Theoretical Study of the F2 Molecule Using the Method of Optimized Valence Configurations

Abstract

The method of optimized valence configurations (OVC) is used to study the potential curve for the ground state of the F₂ molecule. All the important electron correlation‐effects within and between various molecular shells are investigated via the multiconfiguration self consistent field (MCSCF) process. It is found that, consistent with the philosophy of the OVC method, these effects fall into two distinct categories: (1) the molecular correlation, which vanishes when the molecule dissociates into the constituent atoms, and (2) the atomic correlation, which passes asymptotically to that for the atoms. The very weak interdependence or ``coupling'' of the two correlation types results in considerable computational simplification by permitting MCSCF calculations to be performed on groups, consisting of a comparatively small number of configurations, and the evaluation of their respective contributions to the bonding interaction by a simple summation in the spirit of pair theory.

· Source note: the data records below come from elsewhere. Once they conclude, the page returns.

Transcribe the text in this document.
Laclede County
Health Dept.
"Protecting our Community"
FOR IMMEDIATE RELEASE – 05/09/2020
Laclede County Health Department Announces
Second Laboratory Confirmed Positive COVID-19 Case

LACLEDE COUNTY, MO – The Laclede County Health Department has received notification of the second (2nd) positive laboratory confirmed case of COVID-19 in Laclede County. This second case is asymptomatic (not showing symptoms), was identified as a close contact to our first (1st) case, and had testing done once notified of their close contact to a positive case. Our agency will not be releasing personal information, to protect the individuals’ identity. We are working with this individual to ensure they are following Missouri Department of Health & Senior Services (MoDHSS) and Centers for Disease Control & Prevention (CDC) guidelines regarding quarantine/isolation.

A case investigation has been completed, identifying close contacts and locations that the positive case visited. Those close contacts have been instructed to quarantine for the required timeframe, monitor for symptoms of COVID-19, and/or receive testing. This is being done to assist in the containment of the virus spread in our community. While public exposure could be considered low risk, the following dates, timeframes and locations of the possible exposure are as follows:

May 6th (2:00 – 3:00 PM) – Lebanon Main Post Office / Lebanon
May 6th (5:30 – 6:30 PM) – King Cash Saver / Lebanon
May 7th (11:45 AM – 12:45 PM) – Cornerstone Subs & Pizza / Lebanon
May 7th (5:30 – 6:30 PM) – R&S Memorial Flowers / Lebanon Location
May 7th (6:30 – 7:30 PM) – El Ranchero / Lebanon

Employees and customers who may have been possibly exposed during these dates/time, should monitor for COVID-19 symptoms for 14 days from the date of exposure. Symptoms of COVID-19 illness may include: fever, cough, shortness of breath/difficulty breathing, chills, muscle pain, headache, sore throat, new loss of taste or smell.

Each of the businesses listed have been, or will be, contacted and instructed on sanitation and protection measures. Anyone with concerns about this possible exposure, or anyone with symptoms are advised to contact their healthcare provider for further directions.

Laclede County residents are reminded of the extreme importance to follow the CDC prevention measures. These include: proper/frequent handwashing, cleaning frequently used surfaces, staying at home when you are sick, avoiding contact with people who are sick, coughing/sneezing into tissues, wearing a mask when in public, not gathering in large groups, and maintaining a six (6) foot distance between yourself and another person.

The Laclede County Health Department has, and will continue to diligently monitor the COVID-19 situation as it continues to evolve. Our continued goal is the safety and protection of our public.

Such calculations on F₂ yield a potential curve which is very similar to the one derived from experiment. Our calculated values of the spectroscopic constants D_e, ω_e, R_e are, respectively, 1.67 eV, 942 cm⁻¹, 2.67 bohr. These are in good agreement with the corresponding experimental values 1.68 eV, 932 cm⁻¹, 2.68 bohr. General rules are given for applying this procedure to other molecular systems.